Two of the most effective treatments for skin cancer are Superficial Radiation Treatment (SRT) and Mohs surgery. But which one is best for you? It depends on the type of skin cancer you have among other factors. Let’s take a look at each of these advanced skin cancer treatments in more detail.
Superficial Radiation Treatment (SRT)
Also known as SRT-100, this non-surgical skin cancer treatment is used to treat basal cell carcinomas and squamous cell carcinomas as well as non-malignant keloids. It is not a recommended treatment for melanoma skin cancers.
How does SRT work?
Short, 30-second bursts of low dose radiation are delivered superficially (5mm into the skin) directly into malignant non-melanoma skin cancer cells. These blasts of energy disrupt the cell division process of the malignant cells, effectively destroying the cancer without damaging healthy adjacent tissue. Because the radiation only penetrates 5mm into the skin, it is safe and effective for treating basal cell carcinomas and squamous cell carcinomas. The treatments are done in your dermatologist’s office a couple of times a week for a period of weeks until the skin cancer is gone.
Benefits of SRT
There are a number of benefits to SRT over surgical skin cancer treatment.
- SRT does not require anesthesia.
- No cutting or suturing is required with SRT.
- SRT treatments are quick and only require an office visit.
- SRT is usually painless, with only mild side effects of redness and irritation in the treatment area.
- SRT achieves superior cosmetic results, making it an excellent choice for skin cancers on the face.
- Cure rates for SRT are around 95%, only slightly lower than surgical treatments.
Who can get SRT?
Although SRT is an excellent treatment option, it’s not for everyone. The American Academy of Dermatology guidelines recommend SRT as a viable secondary option for basal and squamous cell skin cancers in special circumstances, such as for very visible skin cancers on the eyelid, nose or other areas of the face, or for patients who cannot tolerate surgery. Patients on blood thinners for whom surgery might be dangerous are also excellent candidates for SRT.
SRT may not be recommended for younger patients because of the possibility of the development of future skin cancers in the treated area. That said, the benefits of SRT may outweigh any risks. Talk to your doctor if you believe you would be a good candidate for SRT.
Mohs surgery, also called Mohs micrographic surgery, is appropriate for many types of skin cancer, including basal cell carcinomas, squamous cell carcinomas, some types of melanoma and some rare skin cancers. Mohs is especially recommended for aggressive skin cancers, cancers whose borders are hard to define and cancers with high rates of recurrence.
How does Mohs work?
With traditional excision, the surgeon removes the skin cancer with a margin of tissue around it. During Mohs, very thin layers of cancer tissue are removed at a time, with the surgeon checking each batch under a microscope until it can be confirmed that no cancer remains.
Benefits of Mohs
Mohs surgery is currently the very best treatment option available for most skin cancers for a variety of reasons.
- The success rate for Mohs surgery is extremely high– around 99%.
- Because the surgeon can confirm during surgery that no cancer cells remain, chances of recurrence are very low.
- Very little healthy tissue is removed during Moh’s surgery, preserving cosmetic appearance.

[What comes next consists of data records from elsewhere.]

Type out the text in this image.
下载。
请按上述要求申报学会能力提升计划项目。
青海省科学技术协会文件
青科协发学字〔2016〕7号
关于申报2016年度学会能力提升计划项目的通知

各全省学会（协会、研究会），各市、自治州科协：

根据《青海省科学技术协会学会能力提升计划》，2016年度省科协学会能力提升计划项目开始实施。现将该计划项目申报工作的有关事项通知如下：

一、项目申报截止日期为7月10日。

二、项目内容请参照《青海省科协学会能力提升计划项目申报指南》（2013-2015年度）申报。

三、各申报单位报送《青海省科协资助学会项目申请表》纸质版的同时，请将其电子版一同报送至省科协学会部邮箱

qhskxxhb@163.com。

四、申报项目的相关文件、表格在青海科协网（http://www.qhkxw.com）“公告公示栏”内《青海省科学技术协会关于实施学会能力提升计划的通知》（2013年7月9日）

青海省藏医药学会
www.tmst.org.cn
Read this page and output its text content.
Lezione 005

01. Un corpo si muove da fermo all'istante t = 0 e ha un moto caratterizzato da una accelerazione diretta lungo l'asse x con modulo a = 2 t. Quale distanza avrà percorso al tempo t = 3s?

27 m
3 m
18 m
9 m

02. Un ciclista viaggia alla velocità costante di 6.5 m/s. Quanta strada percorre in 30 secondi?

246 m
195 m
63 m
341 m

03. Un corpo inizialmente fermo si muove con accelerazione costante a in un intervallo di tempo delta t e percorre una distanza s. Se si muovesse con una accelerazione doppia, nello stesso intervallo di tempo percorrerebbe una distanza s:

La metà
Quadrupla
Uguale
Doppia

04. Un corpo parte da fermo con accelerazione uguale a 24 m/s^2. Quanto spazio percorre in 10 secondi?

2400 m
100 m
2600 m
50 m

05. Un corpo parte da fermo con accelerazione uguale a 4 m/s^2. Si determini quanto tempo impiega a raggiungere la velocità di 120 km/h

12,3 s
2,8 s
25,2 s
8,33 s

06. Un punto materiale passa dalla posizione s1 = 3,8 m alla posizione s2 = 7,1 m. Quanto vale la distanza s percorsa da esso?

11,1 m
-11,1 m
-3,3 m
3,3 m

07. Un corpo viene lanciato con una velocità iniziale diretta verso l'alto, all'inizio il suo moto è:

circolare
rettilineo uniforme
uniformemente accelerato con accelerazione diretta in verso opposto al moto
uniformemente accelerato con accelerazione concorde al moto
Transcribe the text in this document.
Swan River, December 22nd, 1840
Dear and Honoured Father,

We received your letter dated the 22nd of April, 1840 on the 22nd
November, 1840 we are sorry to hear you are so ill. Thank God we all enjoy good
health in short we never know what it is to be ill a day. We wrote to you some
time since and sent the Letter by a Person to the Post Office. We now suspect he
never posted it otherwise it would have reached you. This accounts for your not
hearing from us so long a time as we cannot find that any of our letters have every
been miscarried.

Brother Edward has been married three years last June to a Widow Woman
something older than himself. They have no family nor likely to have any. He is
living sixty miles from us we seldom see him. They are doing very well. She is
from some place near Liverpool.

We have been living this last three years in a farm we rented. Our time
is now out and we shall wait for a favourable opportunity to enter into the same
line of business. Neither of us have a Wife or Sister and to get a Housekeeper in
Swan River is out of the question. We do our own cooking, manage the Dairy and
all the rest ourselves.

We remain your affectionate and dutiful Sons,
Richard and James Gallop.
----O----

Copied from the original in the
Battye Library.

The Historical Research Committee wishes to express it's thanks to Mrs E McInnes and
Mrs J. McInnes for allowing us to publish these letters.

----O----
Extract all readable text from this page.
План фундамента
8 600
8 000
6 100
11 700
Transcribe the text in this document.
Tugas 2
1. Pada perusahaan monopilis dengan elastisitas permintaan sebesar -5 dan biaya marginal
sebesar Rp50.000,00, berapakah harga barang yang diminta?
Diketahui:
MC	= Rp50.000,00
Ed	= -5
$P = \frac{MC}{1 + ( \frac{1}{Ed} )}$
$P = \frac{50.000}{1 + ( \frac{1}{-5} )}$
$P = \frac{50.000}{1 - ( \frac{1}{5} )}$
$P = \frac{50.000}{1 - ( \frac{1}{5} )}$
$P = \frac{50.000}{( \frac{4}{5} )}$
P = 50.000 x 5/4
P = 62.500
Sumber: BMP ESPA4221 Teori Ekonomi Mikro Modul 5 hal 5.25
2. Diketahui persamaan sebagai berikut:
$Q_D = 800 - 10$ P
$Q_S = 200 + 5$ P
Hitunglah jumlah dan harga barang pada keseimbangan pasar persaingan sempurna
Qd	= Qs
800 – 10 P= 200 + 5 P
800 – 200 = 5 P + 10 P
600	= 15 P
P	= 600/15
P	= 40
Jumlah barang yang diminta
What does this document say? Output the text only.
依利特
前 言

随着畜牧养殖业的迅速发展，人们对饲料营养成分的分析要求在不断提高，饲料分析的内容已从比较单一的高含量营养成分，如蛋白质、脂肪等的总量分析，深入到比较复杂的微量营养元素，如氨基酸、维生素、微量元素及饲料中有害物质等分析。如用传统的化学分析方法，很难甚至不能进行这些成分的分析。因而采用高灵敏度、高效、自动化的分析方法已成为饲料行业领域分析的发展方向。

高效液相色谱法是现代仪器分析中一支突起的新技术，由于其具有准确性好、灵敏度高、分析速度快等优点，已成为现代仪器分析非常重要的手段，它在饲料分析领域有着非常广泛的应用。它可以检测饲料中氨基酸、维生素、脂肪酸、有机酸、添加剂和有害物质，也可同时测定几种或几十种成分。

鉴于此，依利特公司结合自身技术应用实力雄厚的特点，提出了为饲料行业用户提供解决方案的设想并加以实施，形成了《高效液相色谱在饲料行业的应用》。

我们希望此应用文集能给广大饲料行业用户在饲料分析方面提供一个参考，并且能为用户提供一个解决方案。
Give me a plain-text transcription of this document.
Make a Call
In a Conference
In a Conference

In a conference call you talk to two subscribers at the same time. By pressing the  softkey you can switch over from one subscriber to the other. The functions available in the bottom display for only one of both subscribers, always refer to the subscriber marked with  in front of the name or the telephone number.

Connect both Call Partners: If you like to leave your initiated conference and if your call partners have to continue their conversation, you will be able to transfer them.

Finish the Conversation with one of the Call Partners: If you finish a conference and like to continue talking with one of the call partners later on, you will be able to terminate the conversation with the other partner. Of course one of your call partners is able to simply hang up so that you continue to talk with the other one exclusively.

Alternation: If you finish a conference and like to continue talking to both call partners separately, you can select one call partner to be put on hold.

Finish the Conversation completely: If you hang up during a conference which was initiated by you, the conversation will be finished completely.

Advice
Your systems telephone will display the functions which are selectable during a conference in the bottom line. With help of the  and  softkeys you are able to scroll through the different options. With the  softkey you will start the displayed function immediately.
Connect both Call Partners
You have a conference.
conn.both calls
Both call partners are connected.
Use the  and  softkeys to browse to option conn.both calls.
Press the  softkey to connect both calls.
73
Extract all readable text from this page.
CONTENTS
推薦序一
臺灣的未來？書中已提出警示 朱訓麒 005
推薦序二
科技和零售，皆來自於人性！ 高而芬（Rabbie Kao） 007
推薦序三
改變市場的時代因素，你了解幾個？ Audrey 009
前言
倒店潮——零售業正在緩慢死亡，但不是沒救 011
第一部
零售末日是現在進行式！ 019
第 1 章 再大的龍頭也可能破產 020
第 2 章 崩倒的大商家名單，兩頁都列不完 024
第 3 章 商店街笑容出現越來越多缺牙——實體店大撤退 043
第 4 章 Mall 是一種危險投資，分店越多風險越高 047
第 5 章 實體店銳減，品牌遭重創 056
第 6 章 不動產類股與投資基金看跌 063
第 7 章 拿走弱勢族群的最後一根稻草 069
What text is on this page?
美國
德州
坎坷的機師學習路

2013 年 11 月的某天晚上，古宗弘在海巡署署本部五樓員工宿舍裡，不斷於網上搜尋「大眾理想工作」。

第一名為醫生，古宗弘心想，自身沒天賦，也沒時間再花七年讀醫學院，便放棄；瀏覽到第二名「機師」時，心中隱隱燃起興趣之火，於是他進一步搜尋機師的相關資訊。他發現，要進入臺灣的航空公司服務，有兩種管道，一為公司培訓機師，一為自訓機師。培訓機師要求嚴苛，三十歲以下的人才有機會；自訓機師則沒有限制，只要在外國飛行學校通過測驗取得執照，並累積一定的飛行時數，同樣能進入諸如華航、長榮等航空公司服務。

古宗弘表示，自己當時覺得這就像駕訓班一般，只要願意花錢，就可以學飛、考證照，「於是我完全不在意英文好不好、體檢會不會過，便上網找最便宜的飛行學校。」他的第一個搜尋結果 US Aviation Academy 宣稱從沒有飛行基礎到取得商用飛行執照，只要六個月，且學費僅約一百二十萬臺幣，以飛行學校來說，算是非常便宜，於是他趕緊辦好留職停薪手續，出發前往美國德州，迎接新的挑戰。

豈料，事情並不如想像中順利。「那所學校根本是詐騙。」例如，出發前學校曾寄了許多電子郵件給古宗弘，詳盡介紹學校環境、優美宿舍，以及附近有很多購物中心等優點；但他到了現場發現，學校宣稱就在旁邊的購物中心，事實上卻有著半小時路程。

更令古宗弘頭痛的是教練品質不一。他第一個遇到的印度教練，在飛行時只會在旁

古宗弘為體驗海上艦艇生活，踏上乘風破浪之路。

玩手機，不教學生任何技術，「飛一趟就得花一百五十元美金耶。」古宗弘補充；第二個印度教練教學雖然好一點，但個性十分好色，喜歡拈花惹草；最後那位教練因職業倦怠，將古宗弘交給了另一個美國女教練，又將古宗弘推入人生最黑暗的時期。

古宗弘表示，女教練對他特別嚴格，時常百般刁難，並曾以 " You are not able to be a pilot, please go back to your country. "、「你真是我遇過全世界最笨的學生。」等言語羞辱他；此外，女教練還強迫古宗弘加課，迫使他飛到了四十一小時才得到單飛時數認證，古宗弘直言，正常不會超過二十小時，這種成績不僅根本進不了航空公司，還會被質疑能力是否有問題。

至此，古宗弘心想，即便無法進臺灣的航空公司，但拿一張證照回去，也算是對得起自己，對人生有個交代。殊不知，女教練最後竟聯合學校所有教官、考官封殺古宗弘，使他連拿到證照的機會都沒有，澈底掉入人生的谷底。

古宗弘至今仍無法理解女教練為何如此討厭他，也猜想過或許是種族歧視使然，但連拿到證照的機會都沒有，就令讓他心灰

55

- Because of the effectiveness of the surgery, you’re unlikely to need any additional treatment.
Who Can Get Mohs Surgery?
Complications from Mohs are rare and most people tolerate the surgery well. If you are not a candidate for surgery or if your cancer is on your eyelid, nose or another part of your face, your dermatologist may recommend SRT or another form of skin cancer treatment. Talk to your doctor about how Mohs fits into your skin cancer treatment options.